If we tell our clients that all parts of them are welcome in the healing process, then we also need to remain regulated when we encounter the parts of our clients that they may repress or hide elsewhere.
This work does not come with trigger warnings.
Is there a principle, practice, or insight that has become central to how you approach healing, growth, or transformation? How did that understanding develop for you?
A principle I often return to is: “This is coming up now because it is ready to be healed.”
Healing is not linear, and what a client believes they need to work on may be quite different from what emerges during a psychedelic experience.
Understanding that our intellectual mind is only one part of the healing process allows us to approach this work with humility and flexibility. In many cases, the medicine and the person’s own inner healing intelligence guide the process.
What’s a question you find yourself returning to again and again in your work right now? Why is it important to you?
The question of legality continues to arise.
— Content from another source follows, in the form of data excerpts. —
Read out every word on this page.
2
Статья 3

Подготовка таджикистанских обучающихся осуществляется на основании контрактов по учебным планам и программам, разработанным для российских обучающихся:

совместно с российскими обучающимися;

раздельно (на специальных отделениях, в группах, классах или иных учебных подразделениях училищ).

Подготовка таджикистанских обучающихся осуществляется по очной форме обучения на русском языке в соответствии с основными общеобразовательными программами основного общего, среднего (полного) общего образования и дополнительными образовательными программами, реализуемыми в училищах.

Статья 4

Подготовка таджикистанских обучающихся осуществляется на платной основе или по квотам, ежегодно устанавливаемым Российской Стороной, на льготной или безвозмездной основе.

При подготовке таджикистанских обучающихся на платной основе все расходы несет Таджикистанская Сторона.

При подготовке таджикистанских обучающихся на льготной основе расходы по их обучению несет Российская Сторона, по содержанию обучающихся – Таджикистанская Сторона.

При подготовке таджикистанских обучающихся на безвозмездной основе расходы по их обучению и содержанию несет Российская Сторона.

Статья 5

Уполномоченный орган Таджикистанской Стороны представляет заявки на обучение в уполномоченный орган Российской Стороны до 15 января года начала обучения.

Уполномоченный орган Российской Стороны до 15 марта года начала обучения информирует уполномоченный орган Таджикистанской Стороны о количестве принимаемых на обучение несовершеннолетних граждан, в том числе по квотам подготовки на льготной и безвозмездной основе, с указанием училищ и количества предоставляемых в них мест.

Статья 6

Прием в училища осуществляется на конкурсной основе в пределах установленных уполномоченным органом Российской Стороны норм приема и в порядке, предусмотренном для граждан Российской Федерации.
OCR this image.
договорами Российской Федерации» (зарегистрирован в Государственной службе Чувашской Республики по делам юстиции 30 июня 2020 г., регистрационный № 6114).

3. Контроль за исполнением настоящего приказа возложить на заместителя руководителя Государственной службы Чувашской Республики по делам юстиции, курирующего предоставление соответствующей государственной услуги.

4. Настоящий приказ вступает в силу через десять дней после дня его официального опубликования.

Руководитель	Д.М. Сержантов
Realistically, legalization or regulated access pathways are the most practical route toward broader access for people who do not have the financial resources, connections, or opportunities to access these therapies today.
When you think about microdosing specifically, what do you see as its most responsible or promising role within the broader psychedelic ecosystem? Where does discernment matter most?
Healing is not one size fits all.
Facilitators need to check their zealotry and their egos, and instead discern when microdosing is actually a safe and appropriate therapy for a given client.
Like any tool, it can be very useful in the right context.
What excites you about contributing to Psychedelic Coaching Institute’s training programs at this moment in time?
I enjoy collaborating with Paul because I appreciate how he does his homework. He researches the topics he presents on and takes time to genuinely connect with the people he collaborates with.
Dr. Zelfand’s perspective reflects the Psychedelic Coaching Institute’s broader mission of supporting practitioners who approach psychedelic work with curiosity, humility, and ethical responsibility. As guest faculty in both the Microdosing Practitioner Certification and the Practitioner Certification Program, Dr. Zelfand contributes her clinical experience and emphasis on root cause healing to the training of practitioners learning to support others through complex healing journeys.